Item 1.01 | Entry into a Material Definitive Agreement |
On May 15, 2019, CenterPoint Energy, Inc. (the “Company”), Mizuho Bank, Ltd., as administrative agent and lead arranger, and the banks party thereto entered into a $1.0 billion Term Loan Agreement (the “Term Loan Agreement”). The Company borrowed the full $1.0 billion at closing and intends to use the proceeds thereof for general corporate purposes, including the repayment of indebtedness of the Company and its subsidiaries. The maturity date for the borrowings under the Term Loan Agreement is May 15, 2021.

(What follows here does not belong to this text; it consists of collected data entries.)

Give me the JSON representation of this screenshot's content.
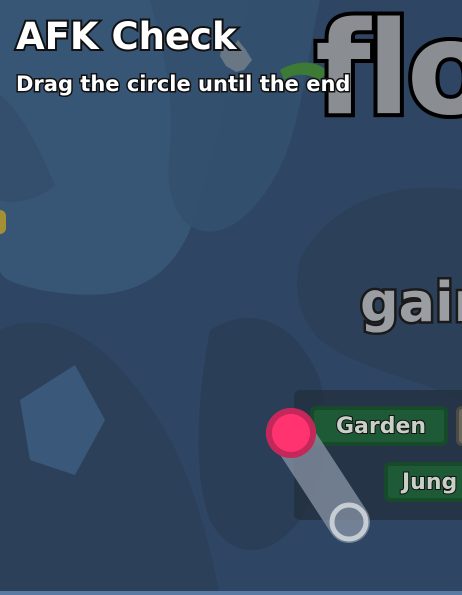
{
  "overlay": {
    "title": "AFK Check",
    "instruction": "Drag the circle until the end"
  },
  "game_logo": {
    "text": "flo"
  },
  "gain_label": {
    "text": "gain"
  },
  "biomes": {
    "items": [
      {
        "label": "Garden",
        "color": "#1e5a36"
      },
      {
        "label": "Jung",
        "color": "#1e5a36"
      }
    ]
  },
  "drag_circle": {
    "color": "#ff2f6d",
    "progress": 0
  },
  "colors": {
    "background": "#2e4563",
    "panel": "#23303e",
    "track": "#8a96a6"
  }
}
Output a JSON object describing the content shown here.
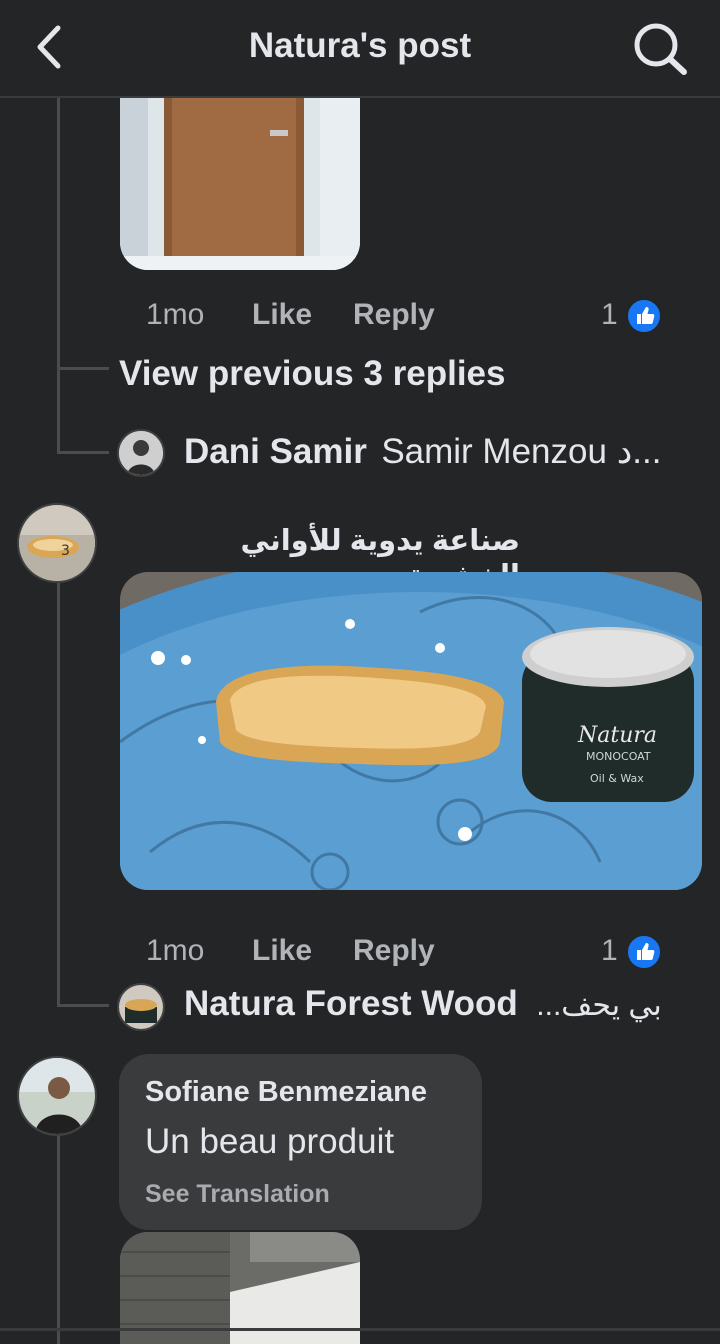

Borrowings under the Term Loan Agreement bear interest, at the Company’s option, at a rate equal to either (i) the Eurodollar Rate (as defined in the Term Loan Agreement) plus a margin of 0.650% or (ii) the Alternate Base Rate (as defined in the Term Loan Agreement). The Term Loan Agreement contains certain covenants, including a covenant that requires the Company not to exceed a specified ratio of debt (excluding, among other things, transition and system restoration bonds) to consolidated capitalization (excluding, among other things,non-cash reductions to net income). The Term Loan Agreement provides a temporary increase of the permitted ratio of debt to consolidated capitalization if CenterPoint Energy Houston Electric, LLC experiences damage from a natural disaster in its service territory and the Company certifies to the administrative agent that the system restoration costs incurred by the Company and its subsidiaries in connection with that natural disaster are reasonably likely to exceed $100 million in a consecutive twelve-month period, all or part of which the Company or one of its subsidiaries intend to seek to recover through securitization financing. Such temporary increase in the financial ratio covenant would be in effect from the date the Company delivers its certification until the earliest to occur of (i) the completion of the securitization financing, (ii) the first anniversary of the delivery of such certification or (iii) the revocation by the Company of such certification in accordance with the terms of the Term Loan Agreement.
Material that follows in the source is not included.